The drama of the twin Georgia Senate runoff elections looming in January could seep into negotiations over the 2021 defense policy bill, a key GOP lawmaker warned Nov. 17.
Rep. Mac Thornberry (R-Texas), who is retiring this term as ranking member of the House Armed Services Committee, is one of the “Big Four” lawmakers tasked with cobbling together a compromise on defense issues from nuclear weapons development to troop deployments. But a gridlocked Congress has been slow to advance its policy and spending bills during a heated election season that will now stretch two months longer.
Two runoff races—one between Republican Sen. Kelly Loeffler and Democrat Rev. Raphael Warnock, the other between Republican Sen. David Perdue and Democratic challenger Jon Ossoff—will take place in January because no candidate earned more than 50 percent of the vote on Nov. 3.
The winners of each seat will determine which party controls the Senate, which stands at 50 Republicans and 48 Democrats after the Election Day results. If both Democrats win, the Senate would be tied 50-50, with Vice President-elect Kamala Harris as the Democratic tiebreaker. If one or both Republicans win, the GOP would remain in the majority.

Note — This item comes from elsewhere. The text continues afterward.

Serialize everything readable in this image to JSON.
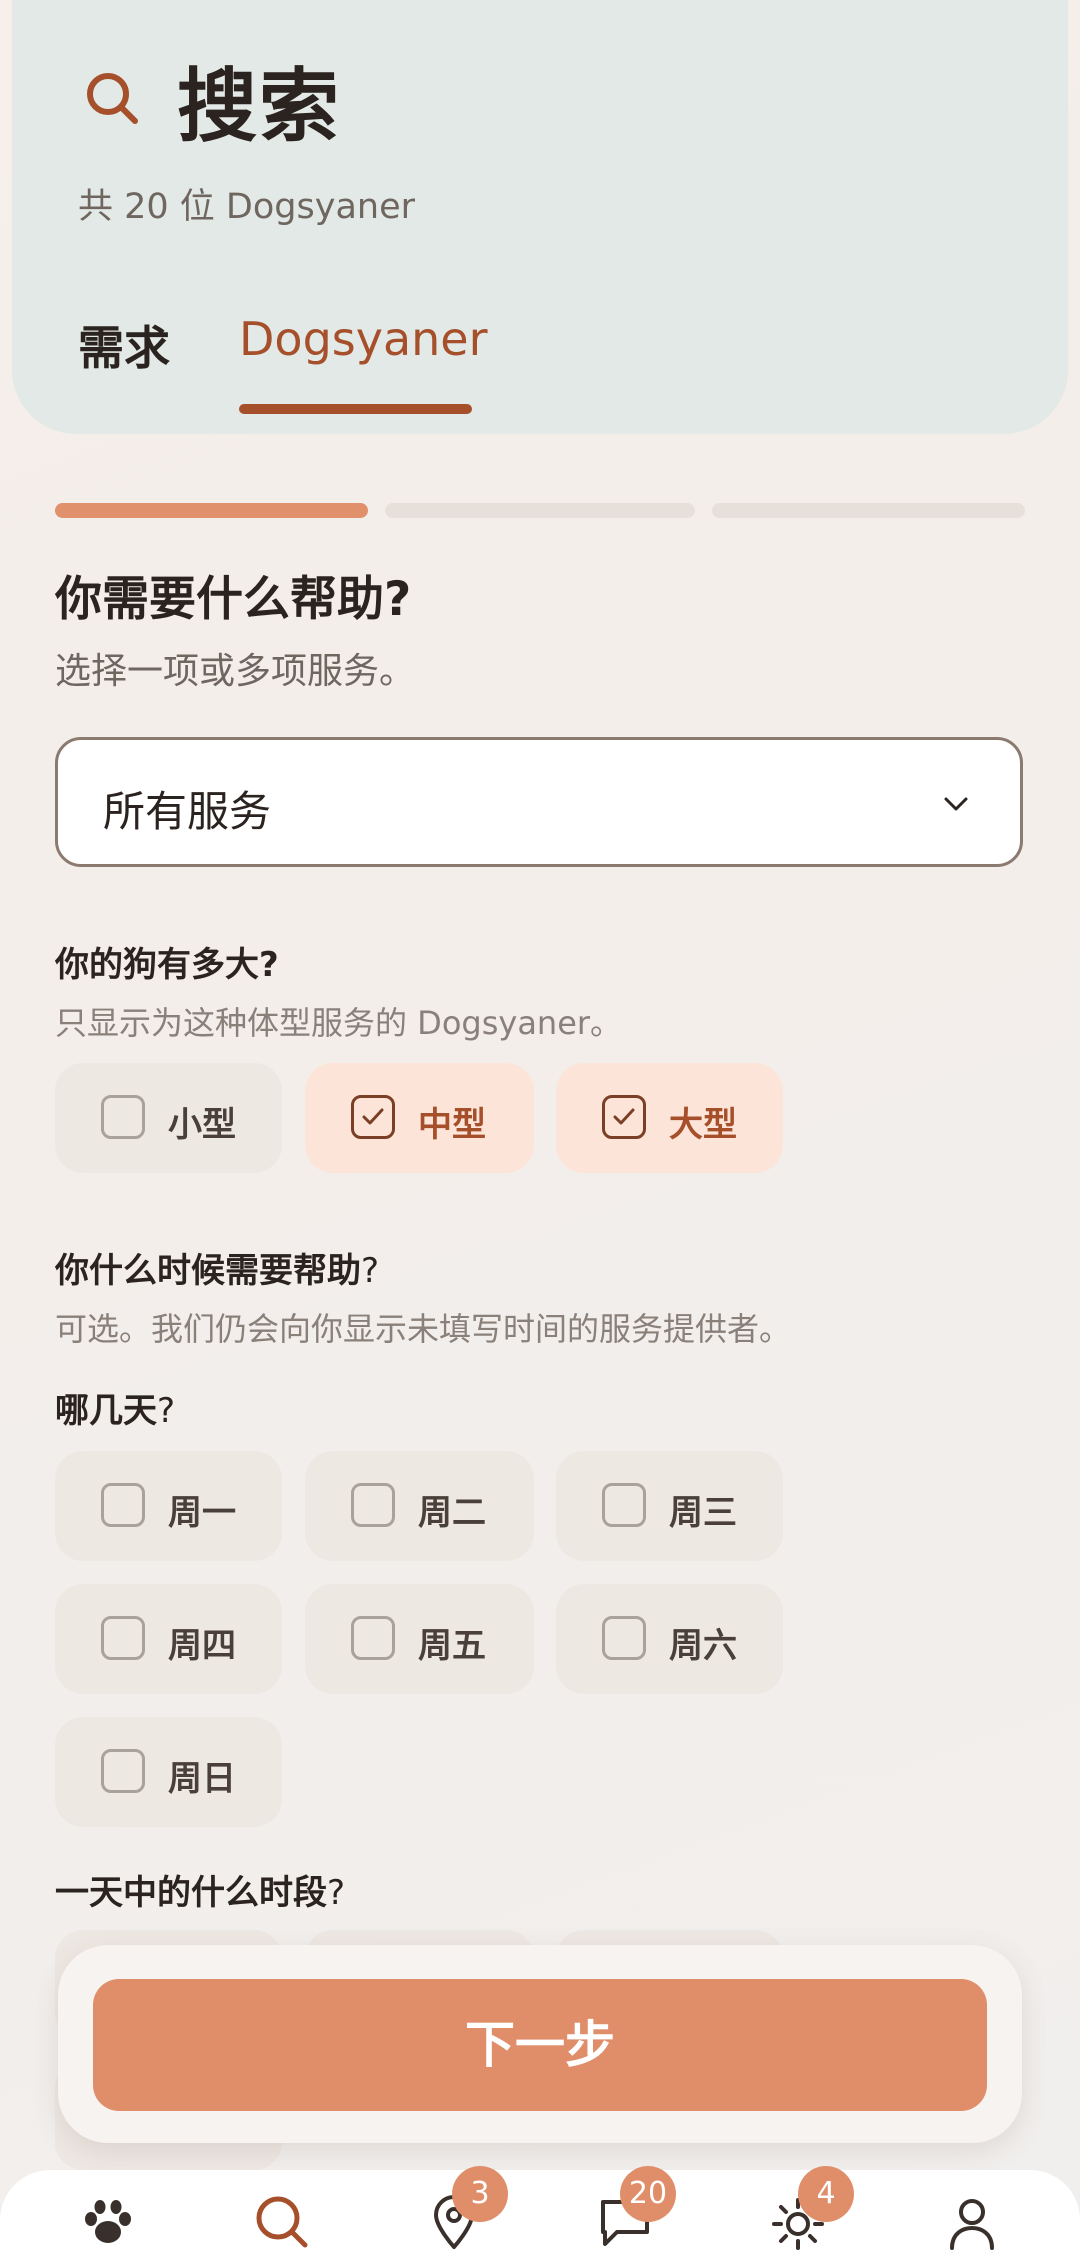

The top Republican and Democrat on both the Senate and House Armed Services Committees are in the opening steps of negotiating a final National Defense Authorization Act against that political backdrop. The results could spur members to dig in and protect their own priorities, jeopardizing agreement on the largely bipartisan bill.
“I am concerned that there is at least the potential that political concerns, especially with the Georgia runoffs, are going to play a bigger role than what’s good for the men and women of the military, and all of the good in this bill,” Thornberry told reporters at a Heritage Foundation event.
One politically charged sticking point is the proposal to rename military installations that honor Confederate icons, such as Fort Bragg, N.C. Thornberry hopes that disagreements over whether and how quickly to do so won’t derail other bipartisan language in the final bill.
Sens. Jim Inhofe (R-Okla.) and Jack Reed (D-R.I.), and Reps. Adam Smith (D-Wash.) and Thornberry have informally met to smooth the way forward for still-unnamed conferees who will settle on a final NDAA.
Thornberry indicated committee leadership is mulling which pieces of the House and Senate bills make sense to keep, regardless of which party holds the White House. That includes provisions that would downsize the Trump administration’s plans for troop changes in the Middle East and elsewhere.
“I think it makes sense for us to take into account what the results of the recent election have been, and that’s true on a host of issues,” Thornberry said. “There is bipartisan support and interest to make sure we do not precipitously withdraw, undercut our mission, not only in Afghanistan, but in other places.”
Lawmakers have just a few weeks left to meet their self-imposed deadline of having a bill ready for floor votes in early December. Conferees plan to meet Nov. 18 to begin discussing the path forward.
Thornberry warned that if the NDAA is not signed into law before the next Congress and the Biden administration begin in January, the new group of politicians could hit reset.
“I think it’s much safer to say that if we don’t get the NDAA done before the end of December, and signed into law before the end of December, that all of those provisions just die and the new Congress would have to start from scratch,” he said.
The later in 2021 it gets, the more that lawmakers will be faced with the decision of finishing the bill at hand or starting instead on the 2022 legislation, he said.
But the outgoing ranking member appears optimistic they can reach the finish line before the end of the year.
“We’ve made a lot of progress,” he said of the “Big Four” meetings. “There is a very good chance we will be able to resolve, essentially, all of the conference issues.”